— Господин Гескин, вы должны меня подставить, ведь так?
— Да.
— Обличить меня как журналистку, сотрудничающую с КГБ?
— Да.
— Вы можете мне сказать, как именно собираетесь это сделать?
— Нет.
— А какую роль играет рукопись, которую я должна передать Телевано?
— И этого я не могу вам открыть.
— Барон, а может, вам все-таки пристрелить меня, а? Другого выхода, судя по всему, не остается.
— Неплохая мысль, — слабо улыбнулся Гескин. — Я ведь чуть было так и не сделал. Вы меня очень напугали, Валя…
— А что вас остановило, тоже не скажете?
— Горничная.
— Кто?
— Горничная отеля. Она видела, что вы вошли сюда раньше меня, и, как порядочная служащая, позвонила, чтобы поинтересоваться, на месте ли мои вещи. Так что, пристрелив вас, мне пришлось бы оправдываться не только за испачканное покрывало…
И тут наступила разрядка. Я стала смеяться, потом залилась хохотом, а спустя несколько секунд почувствовала, что снова плачу, не переставая при этом смеяться.
Барон наблюдал за моей истерикой понимающим взглядом человека, повидавшего на своем веку и не таких идиоток. Когда приступ иссяк, он осведомился:
— Так, может, поговорим о деле?
— А о чем мы толкуем весь вечер, по-вашему? О лесбийской любви?
— Есть один вариант…
— Говорите. Я согласна на все. Ничего страшнее того, что я пережила под дулом вашего идиотского пистолета, мне уже не грозит, я уверена.
— Ну что ж… — Гескин глубоко затянулся и выпустил густую струю дыма. — Актерские способности у вас, безусловно, есть…
— Вы мне льстите, господин Гескин. Судя по вашему приступу на моей кровати, я просто девочка в белых носочках.
— Опыт, дорогая моя, жизненный опыт, и только. Впрочем, не в этом суть. На сей раз играть придется вам. Это будет ваша партия. Я же буду только подавать мячи…
— А против кого я буду играть?
— Вы помните имя автора, назвавшего вас «жидовкой»?

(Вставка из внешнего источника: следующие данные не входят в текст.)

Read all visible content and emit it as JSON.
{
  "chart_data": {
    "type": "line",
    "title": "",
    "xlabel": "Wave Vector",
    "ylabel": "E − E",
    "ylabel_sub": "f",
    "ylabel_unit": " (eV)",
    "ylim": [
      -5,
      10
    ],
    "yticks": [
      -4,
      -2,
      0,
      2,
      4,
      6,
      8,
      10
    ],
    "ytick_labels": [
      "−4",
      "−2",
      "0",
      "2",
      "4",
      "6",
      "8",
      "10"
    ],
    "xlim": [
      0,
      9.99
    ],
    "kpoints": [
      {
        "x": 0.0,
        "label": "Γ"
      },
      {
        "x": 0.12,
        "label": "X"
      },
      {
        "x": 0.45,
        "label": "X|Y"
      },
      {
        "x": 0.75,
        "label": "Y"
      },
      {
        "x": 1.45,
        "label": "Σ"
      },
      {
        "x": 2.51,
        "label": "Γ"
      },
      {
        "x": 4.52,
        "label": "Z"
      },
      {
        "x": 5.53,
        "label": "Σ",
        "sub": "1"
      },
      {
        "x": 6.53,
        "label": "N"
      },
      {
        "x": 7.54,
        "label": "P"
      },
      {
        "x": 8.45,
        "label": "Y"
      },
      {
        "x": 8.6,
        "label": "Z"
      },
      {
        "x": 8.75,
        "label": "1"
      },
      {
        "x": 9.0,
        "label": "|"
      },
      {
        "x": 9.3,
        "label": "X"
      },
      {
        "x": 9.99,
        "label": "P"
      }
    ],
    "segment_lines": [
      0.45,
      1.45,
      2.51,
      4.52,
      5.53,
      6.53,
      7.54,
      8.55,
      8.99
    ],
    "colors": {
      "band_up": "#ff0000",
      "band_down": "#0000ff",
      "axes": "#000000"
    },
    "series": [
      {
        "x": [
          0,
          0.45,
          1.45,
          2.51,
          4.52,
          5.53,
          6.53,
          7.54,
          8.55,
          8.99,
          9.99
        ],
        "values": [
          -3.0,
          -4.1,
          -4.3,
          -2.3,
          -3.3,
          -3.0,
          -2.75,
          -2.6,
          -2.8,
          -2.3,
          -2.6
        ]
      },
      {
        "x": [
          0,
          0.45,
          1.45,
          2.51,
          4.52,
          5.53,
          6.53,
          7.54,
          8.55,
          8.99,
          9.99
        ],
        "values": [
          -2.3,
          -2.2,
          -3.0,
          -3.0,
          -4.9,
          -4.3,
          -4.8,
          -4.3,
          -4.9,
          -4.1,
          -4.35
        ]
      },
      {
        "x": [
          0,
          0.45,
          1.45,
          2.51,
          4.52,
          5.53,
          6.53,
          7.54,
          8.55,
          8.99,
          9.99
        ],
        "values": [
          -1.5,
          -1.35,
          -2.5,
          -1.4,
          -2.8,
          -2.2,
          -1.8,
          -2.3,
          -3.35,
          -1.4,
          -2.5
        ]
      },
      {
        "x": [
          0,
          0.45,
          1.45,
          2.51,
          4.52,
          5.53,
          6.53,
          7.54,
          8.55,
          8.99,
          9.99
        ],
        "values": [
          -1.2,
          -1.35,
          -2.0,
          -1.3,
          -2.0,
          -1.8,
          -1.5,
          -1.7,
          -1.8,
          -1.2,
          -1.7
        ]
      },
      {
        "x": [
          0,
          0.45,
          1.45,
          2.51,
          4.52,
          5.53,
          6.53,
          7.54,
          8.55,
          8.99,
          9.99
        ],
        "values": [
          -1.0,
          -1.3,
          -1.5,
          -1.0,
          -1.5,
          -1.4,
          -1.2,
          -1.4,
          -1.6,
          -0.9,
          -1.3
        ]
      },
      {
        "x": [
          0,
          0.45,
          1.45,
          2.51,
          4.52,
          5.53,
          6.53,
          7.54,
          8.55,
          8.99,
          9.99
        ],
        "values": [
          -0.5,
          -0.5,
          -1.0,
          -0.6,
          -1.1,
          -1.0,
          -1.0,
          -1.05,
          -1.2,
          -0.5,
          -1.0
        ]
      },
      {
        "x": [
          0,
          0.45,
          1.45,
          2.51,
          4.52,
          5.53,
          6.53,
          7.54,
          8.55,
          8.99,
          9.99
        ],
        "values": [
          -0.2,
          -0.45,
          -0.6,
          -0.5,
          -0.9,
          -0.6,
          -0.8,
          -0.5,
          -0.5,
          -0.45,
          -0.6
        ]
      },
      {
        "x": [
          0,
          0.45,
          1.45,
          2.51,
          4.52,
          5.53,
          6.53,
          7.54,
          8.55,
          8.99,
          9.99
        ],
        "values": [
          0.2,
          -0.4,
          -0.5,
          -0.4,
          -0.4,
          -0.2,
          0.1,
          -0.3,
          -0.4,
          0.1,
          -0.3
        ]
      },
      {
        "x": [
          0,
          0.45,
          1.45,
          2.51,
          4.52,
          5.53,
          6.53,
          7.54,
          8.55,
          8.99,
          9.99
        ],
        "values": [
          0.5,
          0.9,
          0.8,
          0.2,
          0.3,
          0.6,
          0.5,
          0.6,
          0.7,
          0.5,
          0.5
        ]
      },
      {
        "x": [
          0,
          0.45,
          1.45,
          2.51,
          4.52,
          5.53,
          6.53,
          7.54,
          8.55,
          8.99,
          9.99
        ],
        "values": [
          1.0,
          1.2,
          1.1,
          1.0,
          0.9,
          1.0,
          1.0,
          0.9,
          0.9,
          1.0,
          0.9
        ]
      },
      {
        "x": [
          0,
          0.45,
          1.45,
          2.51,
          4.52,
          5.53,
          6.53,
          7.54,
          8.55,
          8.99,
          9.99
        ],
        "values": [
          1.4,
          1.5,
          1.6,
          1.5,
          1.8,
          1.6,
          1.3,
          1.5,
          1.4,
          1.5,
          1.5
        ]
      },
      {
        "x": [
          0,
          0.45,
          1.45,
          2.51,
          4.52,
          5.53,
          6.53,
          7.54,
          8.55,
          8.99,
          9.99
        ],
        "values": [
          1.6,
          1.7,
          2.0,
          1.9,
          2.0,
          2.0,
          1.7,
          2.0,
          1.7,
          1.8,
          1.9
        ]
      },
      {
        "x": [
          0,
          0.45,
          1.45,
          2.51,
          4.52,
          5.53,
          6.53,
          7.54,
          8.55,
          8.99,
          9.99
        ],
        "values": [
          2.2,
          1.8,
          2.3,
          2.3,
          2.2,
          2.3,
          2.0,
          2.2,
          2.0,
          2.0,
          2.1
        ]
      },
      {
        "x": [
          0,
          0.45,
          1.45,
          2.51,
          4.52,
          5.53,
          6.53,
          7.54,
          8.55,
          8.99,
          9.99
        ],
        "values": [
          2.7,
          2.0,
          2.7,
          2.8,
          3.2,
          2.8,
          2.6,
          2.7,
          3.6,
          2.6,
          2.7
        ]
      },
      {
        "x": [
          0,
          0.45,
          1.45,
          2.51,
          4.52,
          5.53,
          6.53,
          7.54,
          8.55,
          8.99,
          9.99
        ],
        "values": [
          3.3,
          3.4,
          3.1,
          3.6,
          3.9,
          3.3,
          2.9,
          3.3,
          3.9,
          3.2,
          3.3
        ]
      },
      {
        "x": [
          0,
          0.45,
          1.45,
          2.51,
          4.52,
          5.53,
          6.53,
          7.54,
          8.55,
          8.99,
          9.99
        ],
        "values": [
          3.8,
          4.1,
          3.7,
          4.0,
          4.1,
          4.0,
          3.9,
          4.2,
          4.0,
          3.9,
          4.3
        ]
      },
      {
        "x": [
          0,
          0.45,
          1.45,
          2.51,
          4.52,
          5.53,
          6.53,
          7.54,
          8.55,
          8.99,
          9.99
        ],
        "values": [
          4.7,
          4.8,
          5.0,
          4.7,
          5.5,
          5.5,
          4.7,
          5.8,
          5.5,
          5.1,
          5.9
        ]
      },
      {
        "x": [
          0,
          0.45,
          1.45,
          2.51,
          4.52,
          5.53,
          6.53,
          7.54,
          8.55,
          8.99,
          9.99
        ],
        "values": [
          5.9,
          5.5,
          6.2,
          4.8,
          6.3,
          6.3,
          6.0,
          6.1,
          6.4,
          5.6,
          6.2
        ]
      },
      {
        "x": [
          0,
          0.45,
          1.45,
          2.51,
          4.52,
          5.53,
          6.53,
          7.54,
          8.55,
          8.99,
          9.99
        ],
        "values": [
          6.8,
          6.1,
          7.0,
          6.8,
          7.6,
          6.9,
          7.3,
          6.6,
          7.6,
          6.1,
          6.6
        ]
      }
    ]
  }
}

— Алексей Сидорчук, — автоматически отрапортовала я.
— Ну что ж, — меланхолично протянул Гескин. — Значит, попробуем сыграть против Сидорчука…
20
Буэнос-Айрес. Гостиница «Плаза»
3 декабря 1977 года
Утром в мою честь прозвучала оперная увертюра.
Я долго не понимала, что, собственно, происходит, откуда музыка, почему с утра пораньше, пока не сообразила, что все еще сплю, а роль оркестра исполняет мой замечательный телефон, выдававший с ритмичной периодичностью законченные музыкальные фразы.
— Алло!
— Сеньора Мальцефф? — вежливо поинтересовался женский голос с таким ужасным прононсом, что я спросонья даже не уловила, где нахожусь — за границей или на редакционной летучке.
— Да.
— Сеньора просила разбудить ее в семь.